James Surowiecki has a commentary in the September 14 issue of the New Yorker arguing that some are over-reacting to the prospect of inflation and that we should "wait until the car is actually moving forward before we worry about applying the brakes." The problem with this statement is that Surowiecki ignores the role of expectations in economic theory.
I've noted before that expectations can be more important to economic and financial market performance than actual results. This white paper from the IMF highlights the role of expectations very well. Economic participants will adjust their current behavior to meet their expectations of future results. Many worried about inflation are worried because they expect that government spending, in the form of the fiscal stimulus, will not be curtailed in the near future when "the car" is moving.
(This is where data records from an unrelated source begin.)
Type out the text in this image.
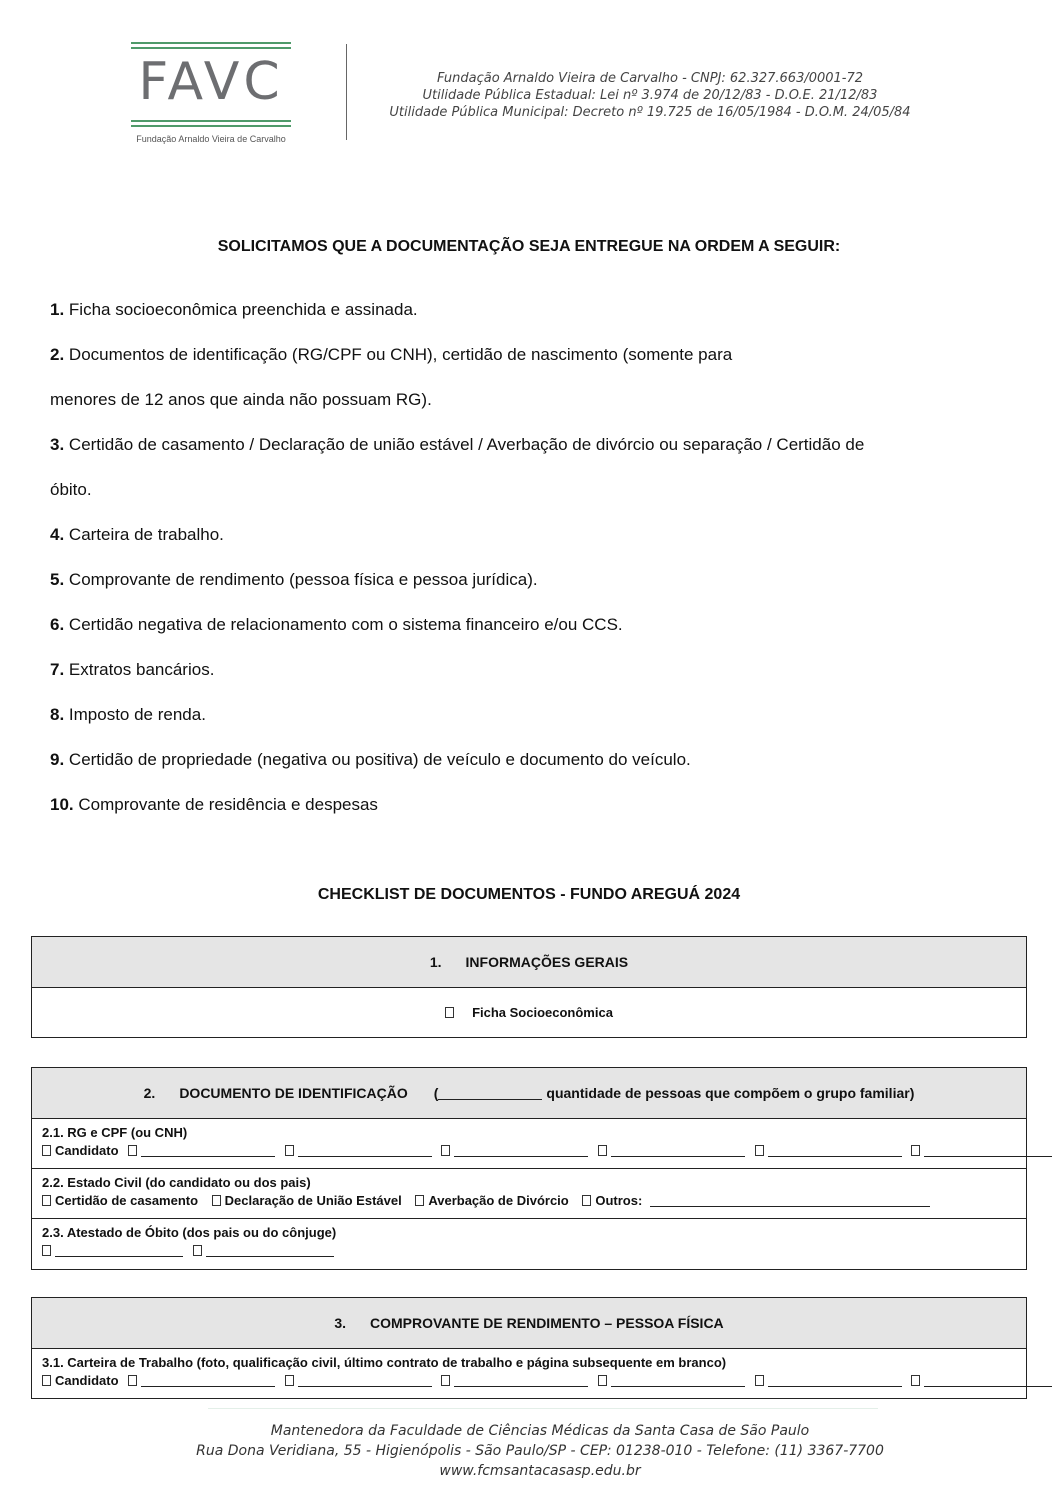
FAVC
Fundação Arnaldo Vieira de Carvalho
Fundação Arnaldo Vieira de Carvalho - CNPJ: 62.327.663/0001-72
Utilidade Pública Estadual: Lei nº 3.974 de 20/12/83 - D.O.E. 21/12/83
Utilidade Pública Municipal: Decreto nº 19.725 de 16/05/1984 - D.O.M. 24/05/84
SOLICITAMOS QUE A DOCUMENTAÇÃO SEJA ENTREGUE NA ORDEM A SEGUIR:
1. Ficha socioeconômica preenchida e assinada.
2. Documentos de identificação (RG/CPF ou CNH), certidão de nascimento (somente para
menores de 12 anos que ainda não possuam RG).
3. Certidão de casamento / Declaração de união estável / Averbação de divórcio ou separação / Certidão de
óbito.
4. Carteira de trabalho.
5. Comprovante de rendimento (pessoa física e pessoa jurídica).
6. Certidão negativa de relacionamento com o sistema financeiro e/ou CCS.
7. Extratos bancários.
8. Imposto de renda.
9. Certidão de propriedade (negativa ou positiva) de veículo e documento do veículo.
10. Comprovante de residência e despesas
CHECKLIST DE DOCUMENTOS - FUNDO AREGUÁ 2024
1. INFORMAÇÕES GERAIS
Ficha Socioeconômica
2. DOCUMENTO DE IDENTIFICAÇÃO (	quantidade de pessoas que compõem o grupo familiar)
2.1. RG e CPF (ou CNH)
Candidato
2.2. Estado Civil (do candidato ou dos pais)
Certidão de casamento Declaração de União Estável Averbação de Divórcio Outros:
2.3. Atestado de Óbito (dos pais ou do cônjuge)

3. COMPROVANTE DE RENDIMENTO – PESSOA FÍSICA
3.1. Carteira de Trabalho (foto, qualificação civil, último contrato de trabalho e página subsequente em branco)
Candidato
Mantenedora da Faculdade de Ciências Médicas da Santa Casa de São Paulo
Rua Dona Veridiana, 55 - Higienópolis - São Paulo/SP - CEP: 01238-010 - Telefone: (11) 3367-7700
www.fcmsantacasasp.edu.br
Consumers and businesses cut back on spending for a variety of reasons - lack of employment, self-preservation, and expectations of future needs for current income such as higher taxes. The current increase in government spending offsets that decline in private spending. Once the car is moving, however, it becomes difficult to "apply the brakes". The paper notes that private spending will increase if expectations are that public spending will fall in the future. That does not appear to be the case in the current environment. Instead, many among the private sector are not expecting public spending to decline. That expectation, in turn, leads to the expectation of inflation.
Because of the lag in monetary and fiscal policy, "applying the brakes" after the "car is moving" will be too late to prevent inflation. As I see it, economic participants are expecting inflation because they don't expect government spending to fall when private sector spending increases (GDP growth turns positive again). Higher public spending + higher private spending + increased money supply + low interest rates = very high probability of inflation. Hedging inflation expectations makes sense - if I'm wrong, the hedge can be unwound. If I'm right, my portfolio will hold up better than most - especially of those waiting to apply the brakes after the car gets moving.